When we came back from Maui this past April, I headed over to the garden store a couple of days later. I wanted to recreate a little bit of Hawaii in my yard, so I added a plumeria and a hibiscus plant. Then a few weeks later, I tried a Jamaica drink at Porto’s. I was hooked! The gorgeous color lends itself to so much, which made it the perfect candidate to make a spooky cocktail for Halloween, a Hibiscus Bourbon Sour.
We’re bourbon drinkers. We’re a little new to the game, only having tried it for the first time just a few years ago. It comes in so many flavor profiles and levels of affordability, and it lends itself to so many types of drinks. We do like it straight-up, often with just a single ice sphere. In a drink, our preference is a bourbon sour. It’s simple, doesn’t require bartending skills, and the better the bourbon, the better the drink.
A bourbon sour is just like a whisky sour, but with bourbon whisky. It’s a sipper, at least for me, and the lemon juice gives it just a touch of tartness over a deep, caramel-y flavor. It’s perfect for a cold night around the fire pit or a summer barbecue on the patio.
There are a few takes on the traditional sour out there, and I’ve made a few of them using different types of syrups. Thanks to Melissa’s Produce, who sent me a gorgeous box of produce, I was able to create my own hibiscus syrup. With that syrup, I have a ton of new ways to change up drinks, desserts and even salad dressings.
But first, that Hibiscus Bourbon Sour…
Hibiscus Bourbon Sour
- 2 oz bourbon whisky I used Bulleit.
- 1 oz fresh lemon juice Bottled will work in a pinch.
- 1 oz Hibiscus syrup Recipe below.
Fill a cocktail shaker halfway with ice.
Add all three ingredients into the shaker.

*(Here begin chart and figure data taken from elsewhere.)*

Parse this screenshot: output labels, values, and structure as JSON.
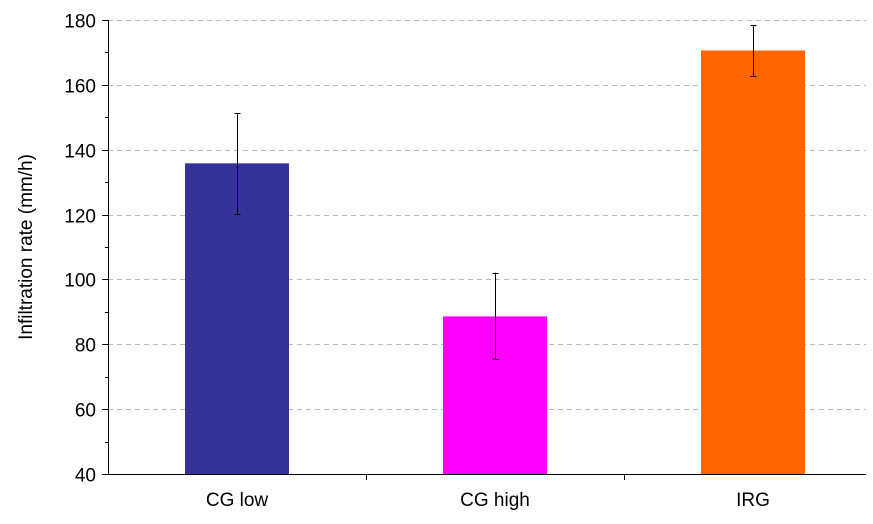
{
  "chart_data": {
    "type": "bar",
    "title": "",
    "xlabel": "",
    "ylabel": "Infiltration rate (mm/h)",
    "categories": [
      "CG low",
      "CG high",
      "IRG"
    ],
    "values": [
      135.8,
      88.6,
      170.6
    ],
    "error_low": [
      120.3,
      75.5,
      162.8
    ],
    "error_high": [
      151.3,
      102.1,
      178.4
    ],
    "colors": [
      "#333399",
      "#ff00ff",
      "#ff6600"
    ],
    "ylim": [
      40,
      180
    ],
    "yticks": [
      40,
      60,
      80,
      100,
      120,
      140,
      160,
      180
    ],
    "ytick_labels": [
      "40",
      "60",
      "80",
      "100",
      "120",
      "140",
      "160",
      "180"
    ],
    "grid": true,
    "legend": "none"
  }
}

Shake for a good solid 25 seconds.
Pour into a coupe glass.
To make the hibiscus syrup, you’ll use Jamaica, which is another name for the dried Hibiscus flowers, to infuse the flavor into simple syrup. You can buy them from Melissa’s Produce online or in some stores.
The syrup I make for drinks sometimes has about 2/3 sugar to 1` cup of water, but this syrup was made with one cup water, one cup sugar and 1/2 cup of the Jamaica. Stir and bring to a boil over a medium heat; let simmer for a couple of minutes, stir again and turn off the heat. Let it steep for an hour, then strain the dried flowers out. Pour the rest in the bottle and refrigerate.
It’s this syrup that makes the drink’s color so vibrant. It made a perfect Halloween cocktail…and if you’re ever in need of a fake blood that doesn’t taste nasty, you’re welcome. (It will stain though, so be careful. It wiped right off my white countertops without issue, but I don’t know about fabric or what would happen if I let it sit on the quartz for too long.)
I typically make a lot of bloody sangria for our Halloween gatherings and trick-or-treating, but this year, both sangria and this spooky cocktail will be available for our guests. Happy Halloween!